More than 90 percent of the vaccine doses given to the city will end up being given to people through partners like that rather than through city-run vaccination sites, Arwady said.

The health department is also working with nursing, medical and pharmacy schools so students there can eventually vaccinate people under appropriate supervision, Arwady said.

The campaign is expected to take much of 2021 — but Mayor Lori Lightfoot has warned it could take a year and a half unless the federal government provides Chicago with more vaccine doses.

While people are being vaccinated, everyone — including those who have gotten the shots — should still keep wearing masks and social distancing, Arwady said.

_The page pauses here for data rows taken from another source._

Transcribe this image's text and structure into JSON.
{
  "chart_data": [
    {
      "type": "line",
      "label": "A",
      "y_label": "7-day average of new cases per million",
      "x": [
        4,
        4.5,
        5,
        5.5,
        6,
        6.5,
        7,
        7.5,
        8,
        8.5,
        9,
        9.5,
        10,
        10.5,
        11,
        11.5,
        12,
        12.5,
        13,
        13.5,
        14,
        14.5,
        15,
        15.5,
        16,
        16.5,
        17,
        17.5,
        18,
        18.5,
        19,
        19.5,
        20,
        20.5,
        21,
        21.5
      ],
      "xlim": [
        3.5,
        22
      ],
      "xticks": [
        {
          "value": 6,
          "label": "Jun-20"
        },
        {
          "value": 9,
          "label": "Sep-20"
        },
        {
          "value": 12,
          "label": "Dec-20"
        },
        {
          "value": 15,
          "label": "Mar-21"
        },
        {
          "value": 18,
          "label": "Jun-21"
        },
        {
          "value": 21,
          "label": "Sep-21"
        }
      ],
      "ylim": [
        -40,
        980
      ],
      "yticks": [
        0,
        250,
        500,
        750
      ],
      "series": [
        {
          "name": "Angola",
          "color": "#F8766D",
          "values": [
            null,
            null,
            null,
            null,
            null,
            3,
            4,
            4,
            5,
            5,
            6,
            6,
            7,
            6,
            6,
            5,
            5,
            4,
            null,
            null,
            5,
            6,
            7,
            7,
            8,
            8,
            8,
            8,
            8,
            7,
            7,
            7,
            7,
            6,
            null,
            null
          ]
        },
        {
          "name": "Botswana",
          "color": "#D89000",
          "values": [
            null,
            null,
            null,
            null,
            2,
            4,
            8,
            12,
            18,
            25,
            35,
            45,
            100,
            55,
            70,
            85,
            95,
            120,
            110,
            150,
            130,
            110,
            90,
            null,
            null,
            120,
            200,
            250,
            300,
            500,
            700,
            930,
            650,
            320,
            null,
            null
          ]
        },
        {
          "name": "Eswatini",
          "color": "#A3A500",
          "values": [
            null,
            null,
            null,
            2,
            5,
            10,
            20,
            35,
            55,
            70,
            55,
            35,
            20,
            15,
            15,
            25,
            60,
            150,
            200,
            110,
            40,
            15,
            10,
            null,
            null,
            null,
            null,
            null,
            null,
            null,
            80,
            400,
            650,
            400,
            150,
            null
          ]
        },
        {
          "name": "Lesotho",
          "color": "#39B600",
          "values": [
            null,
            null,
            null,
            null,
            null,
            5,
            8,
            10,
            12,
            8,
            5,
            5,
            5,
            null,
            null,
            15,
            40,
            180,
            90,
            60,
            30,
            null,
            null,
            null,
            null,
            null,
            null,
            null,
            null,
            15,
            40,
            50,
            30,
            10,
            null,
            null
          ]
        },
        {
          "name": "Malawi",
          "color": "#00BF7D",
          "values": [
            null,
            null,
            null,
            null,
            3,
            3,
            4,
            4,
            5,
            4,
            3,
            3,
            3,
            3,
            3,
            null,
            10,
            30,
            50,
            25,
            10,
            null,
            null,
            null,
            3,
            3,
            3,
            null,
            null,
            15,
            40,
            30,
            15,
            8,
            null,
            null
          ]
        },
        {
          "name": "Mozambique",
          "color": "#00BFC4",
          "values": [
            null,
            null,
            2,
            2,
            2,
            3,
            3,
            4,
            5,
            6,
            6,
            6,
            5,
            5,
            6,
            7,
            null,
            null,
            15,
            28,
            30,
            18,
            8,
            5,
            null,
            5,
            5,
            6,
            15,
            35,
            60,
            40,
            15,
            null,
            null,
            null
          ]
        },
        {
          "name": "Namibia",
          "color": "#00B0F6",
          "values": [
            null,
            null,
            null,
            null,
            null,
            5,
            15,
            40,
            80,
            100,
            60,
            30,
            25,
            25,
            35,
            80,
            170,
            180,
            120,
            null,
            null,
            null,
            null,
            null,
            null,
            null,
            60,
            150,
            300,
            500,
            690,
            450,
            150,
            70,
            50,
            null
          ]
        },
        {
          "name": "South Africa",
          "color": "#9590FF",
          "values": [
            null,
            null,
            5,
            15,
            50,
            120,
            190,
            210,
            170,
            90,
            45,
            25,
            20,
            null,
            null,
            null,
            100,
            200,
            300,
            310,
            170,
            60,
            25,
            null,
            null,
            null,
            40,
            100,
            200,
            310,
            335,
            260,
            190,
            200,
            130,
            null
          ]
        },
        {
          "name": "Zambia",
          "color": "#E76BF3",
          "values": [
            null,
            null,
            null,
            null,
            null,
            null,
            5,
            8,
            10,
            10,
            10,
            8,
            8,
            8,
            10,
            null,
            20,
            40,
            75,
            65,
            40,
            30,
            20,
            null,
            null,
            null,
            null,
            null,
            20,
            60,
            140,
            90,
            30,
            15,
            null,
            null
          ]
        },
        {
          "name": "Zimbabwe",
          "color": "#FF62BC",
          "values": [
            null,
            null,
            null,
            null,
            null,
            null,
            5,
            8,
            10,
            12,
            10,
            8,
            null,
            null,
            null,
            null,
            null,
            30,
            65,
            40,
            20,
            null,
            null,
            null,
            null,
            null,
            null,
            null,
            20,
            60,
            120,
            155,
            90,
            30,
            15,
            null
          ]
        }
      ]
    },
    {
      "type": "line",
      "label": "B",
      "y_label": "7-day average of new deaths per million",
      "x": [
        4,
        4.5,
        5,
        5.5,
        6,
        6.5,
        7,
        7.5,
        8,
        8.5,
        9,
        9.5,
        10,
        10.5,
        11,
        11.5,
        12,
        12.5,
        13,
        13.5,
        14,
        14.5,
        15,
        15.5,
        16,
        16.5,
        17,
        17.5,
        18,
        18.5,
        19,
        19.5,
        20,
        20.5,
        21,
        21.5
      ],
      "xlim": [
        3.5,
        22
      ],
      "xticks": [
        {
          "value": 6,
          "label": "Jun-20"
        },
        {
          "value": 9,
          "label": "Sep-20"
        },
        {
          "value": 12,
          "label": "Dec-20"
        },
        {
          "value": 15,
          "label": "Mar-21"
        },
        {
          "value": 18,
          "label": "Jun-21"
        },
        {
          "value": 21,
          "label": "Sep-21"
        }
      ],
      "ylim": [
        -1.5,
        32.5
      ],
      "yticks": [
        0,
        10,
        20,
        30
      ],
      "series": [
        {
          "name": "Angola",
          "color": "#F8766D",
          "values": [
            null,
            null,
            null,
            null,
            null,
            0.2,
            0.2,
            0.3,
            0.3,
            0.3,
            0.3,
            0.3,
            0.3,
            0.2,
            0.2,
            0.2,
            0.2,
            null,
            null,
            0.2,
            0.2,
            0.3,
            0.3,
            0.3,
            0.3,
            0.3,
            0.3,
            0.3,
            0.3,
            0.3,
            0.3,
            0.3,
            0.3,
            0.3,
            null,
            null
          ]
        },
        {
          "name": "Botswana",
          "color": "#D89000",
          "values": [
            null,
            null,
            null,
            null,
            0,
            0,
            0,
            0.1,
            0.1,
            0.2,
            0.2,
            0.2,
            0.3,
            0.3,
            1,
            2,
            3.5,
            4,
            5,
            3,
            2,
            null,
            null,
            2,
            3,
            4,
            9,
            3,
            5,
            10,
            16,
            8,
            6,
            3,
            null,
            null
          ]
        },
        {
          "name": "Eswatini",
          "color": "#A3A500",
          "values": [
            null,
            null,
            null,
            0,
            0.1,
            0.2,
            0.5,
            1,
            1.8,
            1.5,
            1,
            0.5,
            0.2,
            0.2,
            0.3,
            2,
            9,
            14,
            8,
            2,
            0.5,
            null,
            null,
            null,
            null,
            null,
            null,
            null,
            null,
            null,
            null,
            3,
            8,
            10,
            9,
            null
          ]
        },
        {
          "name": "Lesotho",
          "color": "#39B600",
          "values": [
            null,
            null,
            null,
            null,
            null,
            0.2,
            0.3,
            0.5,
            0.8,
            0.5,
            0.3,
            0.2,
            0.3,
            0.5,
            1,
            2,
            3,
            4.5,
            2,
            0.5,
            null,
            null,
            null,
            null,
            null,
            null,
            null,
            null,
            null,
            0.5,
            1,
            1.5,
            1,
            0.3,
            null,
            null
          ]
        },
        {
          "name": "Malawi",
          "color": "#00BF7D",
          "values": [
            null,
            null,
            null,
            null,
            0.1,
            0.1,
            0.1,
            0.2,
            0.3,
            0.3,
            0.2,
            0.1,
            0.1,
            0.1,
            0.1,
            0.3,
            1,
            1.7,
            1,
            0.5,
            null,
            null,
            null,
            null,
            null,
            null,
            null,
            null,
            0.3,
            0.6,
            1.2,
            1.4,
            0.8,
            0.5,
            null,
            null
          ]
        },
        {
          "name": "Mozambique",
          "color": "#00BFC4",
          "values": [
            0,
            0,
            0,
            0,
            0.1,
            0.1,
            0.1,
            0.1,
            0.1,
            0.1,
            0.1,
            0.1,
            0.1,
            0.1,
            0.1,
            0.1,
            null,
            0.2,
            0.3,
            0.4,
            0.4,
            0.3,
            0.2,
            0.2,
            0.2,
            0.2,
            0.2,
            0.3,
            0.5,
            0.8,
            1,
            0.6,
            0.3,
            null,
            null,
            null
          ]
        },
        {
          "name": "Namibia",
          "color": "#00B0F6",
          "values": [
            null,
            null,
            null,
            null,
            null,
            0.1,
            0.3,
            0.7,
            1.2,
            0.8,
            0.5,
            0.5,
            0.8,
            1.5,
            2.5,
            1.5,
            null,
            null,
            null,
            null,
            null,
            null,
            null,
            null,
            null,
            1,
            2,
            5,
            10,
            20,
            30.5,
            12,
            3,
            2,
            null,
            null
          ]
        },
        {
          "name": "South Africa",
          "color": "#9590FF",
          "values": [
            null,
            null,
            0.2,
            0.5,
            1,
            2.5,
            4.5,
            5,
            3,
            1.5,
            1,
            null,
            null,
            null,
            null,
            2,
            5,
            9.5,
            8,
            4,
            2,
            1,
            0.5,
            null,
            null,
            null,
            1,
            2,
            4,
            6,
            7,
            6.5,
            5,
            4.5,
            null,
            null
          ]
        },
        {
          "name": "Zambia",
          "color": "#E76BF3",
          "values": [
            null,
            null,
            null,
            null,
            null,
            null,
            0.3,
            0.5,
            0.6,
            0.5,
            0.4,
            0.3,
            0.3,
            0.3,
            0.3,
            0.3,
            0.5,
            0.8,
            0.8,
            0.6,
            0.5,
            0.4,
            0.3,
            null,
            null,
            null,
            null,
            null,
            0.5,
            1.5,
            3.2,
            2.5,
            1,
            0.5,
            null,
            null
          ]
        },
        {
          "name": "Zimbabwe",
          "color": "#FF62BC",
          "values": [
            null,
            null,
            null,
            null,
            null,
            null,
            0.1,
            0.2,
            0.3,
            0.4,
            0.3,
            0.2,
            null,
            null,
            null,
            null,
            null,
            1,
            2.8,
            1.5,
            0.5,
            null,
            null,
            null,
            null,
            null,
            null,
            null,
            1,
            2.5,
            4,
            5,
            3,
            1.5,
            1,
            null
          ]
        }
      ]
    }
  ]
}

“I’m not backing off in terms of all these other mitigation strategies because with the amount of COVID we are still seeing in Chicago” and because a low percentage of people have been vaccinated, Arwady said. “Bottom line is the way you can protect Chicago: First, get educated so you feel confident taking the COVID vaccine when it is your turn.

“But second, do not let up on these things that have gotten us this far.”